What Questions Should Robots Be Able to Answer? A Dataset of User Questions for Explainable Robotics
2510.16435v1
cs.RO, cs.CL, cs.HC, I.2.9; H.5.2; H.5.0; I.2.8; I.2.7; J.4
2025-10-22
Авторы:
Lennart Wachowiak, Andrew Coles, Gerard Canal, Oya Celiktutan
Abstract
With the growing use of large language models and conversational interfaces
in human-robot interaction, robots' ability to answer user questions is more
important than ever. We therefore introduce a dataset of 1,893 user questions
for household robots, collected from 100 participants and organized into 12
categories and 70 subcategories. Most work in explainable robotics focuses on
why-questions. In contrast, our dataset provides a wide variety of questions,
from questions about simple execution details to questions about how the robot
would act in hypothetical scenarios -- thus giving roboticists valuable
insights into what questions their robot needs to be able to answer.
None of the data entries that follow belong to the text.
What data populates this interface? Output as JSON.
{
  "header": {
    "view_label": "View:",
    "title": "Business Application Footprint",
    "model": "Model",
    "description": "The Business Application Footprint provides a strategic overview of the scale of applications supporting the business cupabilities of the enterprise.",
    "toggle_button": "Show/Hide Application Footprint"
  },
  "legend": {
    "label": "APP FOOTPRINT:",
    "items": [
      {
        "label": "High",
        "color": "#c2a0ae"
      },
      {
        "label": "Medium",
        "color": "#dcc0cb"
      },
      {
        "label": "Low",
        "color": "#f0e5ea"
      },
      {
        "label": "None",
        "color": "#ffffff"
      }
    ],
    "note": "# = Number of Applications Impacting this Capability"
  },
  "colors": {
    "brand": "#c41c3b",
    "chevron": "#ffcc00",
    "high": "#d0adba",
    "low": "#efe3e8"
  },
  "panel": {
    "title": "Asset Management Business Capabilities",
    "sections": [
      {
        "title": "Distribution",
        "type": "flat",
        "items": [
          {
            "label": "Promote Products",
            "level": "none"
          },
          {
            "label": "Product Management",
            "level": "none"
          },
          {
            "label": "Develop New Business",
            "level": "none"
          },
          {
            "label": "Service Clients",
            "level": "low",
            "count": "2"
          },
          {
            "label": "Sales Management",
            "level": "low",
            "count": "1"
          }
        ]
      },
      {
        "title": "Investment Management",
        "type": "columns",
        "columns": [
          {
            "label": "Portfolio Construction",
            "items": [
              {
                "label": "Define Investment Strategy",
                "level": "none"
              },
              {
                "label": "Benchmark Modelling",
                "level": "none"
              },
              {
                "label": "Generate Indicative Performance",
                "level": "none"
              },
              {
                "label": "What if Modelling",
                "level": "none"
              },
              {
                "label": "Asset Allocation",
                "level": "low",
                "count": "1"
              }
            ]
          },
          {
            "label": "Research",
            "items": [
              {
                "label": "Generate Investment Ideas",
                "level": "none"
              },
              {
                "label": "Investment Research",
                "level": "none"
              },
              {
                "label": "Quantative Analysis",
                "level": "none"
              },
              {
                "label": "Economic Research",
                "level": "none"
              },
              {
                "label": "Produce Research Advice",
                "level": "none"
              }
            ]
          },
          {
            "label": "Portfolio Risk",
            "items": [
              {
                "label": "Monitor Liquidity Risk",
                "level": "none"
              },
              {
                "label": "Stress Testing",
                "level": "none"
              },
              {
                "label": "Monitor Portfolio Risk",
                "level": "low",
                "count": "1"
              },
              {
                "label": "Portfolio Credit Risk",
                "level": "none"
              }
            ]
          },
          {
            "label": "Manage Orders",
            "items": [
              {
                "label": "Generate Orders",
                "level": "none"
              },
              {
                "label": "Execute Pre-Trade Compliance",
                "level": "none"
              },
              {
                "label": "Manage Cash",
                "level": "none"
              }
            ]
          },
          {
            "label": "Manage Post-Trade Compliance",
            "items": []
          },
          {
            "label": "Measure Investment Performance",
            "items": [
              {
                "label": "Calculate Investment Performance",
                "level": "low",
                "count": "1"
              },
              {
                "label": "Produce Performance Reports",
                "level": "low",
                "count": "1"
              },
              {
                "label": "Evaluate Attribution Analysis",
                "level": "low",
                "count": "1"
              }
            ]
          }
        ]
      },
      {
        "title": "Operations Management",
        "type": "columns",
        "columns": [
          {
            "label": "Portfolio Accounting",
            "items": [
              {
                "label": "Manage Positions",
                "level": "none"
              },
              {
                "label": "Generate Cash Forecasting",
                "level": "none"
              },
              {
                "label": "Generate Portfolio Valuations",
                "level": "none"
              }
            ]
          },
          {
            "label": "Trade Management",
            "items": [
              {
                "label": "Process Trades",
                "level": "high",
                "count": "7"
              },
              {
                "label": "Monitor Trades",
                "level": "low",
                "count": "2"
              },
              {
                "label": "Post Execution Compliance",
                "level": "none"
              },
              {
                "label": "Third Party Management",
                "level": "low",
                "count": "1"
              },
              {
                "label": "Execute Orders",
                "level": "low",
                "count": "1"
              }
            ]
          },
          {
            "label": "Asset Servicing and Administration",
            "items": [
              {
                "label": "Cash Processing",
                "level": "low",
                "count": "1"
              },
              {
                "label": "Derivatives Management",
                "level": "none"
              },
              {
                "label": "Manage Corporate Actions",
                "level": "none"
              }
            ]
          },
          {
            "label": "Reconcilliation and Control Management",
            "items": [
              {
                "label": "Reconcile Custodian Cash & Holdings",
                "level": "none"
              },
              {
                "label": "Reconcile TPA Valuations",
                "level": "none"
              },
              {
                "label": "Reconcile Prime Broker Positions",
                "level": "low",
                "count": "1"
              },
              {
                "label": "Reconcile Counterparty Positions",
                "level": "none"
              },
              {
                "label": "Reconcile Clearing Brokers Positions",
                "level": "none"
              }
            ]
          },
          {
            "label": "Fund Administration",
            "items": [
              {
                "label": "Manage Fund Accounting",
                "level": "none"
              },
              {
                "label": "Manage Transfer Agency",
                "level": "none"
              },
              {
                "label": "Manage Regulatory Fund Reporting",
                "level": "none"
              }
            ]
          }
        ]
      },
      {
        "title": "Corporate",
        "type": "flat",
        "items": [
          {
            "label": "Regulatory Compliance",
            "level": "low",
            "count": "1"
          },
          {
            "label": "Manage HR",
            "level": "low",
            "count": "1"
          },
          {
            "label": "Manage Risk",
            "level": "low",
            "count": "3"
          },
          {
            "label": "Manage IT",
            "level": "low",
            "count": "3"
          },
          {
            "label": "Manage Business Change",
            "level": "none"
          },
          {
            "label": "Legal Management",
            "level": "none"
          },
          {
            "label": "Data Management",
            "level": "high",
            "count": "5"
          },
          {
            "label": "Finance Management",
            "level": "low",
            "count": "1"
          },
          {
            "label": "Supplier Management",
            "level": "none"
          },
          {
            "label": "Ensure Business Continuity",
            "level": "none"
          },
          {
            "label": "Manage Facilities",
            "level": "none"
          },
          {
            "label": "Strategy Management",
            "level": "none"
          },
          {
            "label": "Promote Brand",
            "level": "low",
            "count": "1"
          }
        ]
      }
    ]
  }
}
To collect
the dataset, we created 15 video stimuli and 7 text stimuli, depicting robots
performing varied household tasks. We then asked participants on Prolific what
questions they would want to ask the robot in each portrayed situation. In the
final dataset, the most frequent categories are questions about task execution
details (22.5%), the robot's capabilities (12.7%), and performance assessments
(11.3%). Although questions about how robots would handle potentially difficult
scenarios and ensure correct behavior are less frequent, users rank them as the
most important for robots to be able to answer. Moreover, we find that users
who identify as novices in robotics ask different questions than more
experienced users. Novices are more likely to inquire about simple facts, such
as what the robot did or the current state of the environment. As robots enter
environments shared with humans and language becomes central to giving
instructions and interaction, this dataset provides a valuable foundation for
(i) identifying the information robots need to log and expose to conversational
interfaces, (ii) benchmarking question-answering modules, and (iii) designing
explanation strategies that align with user expectations.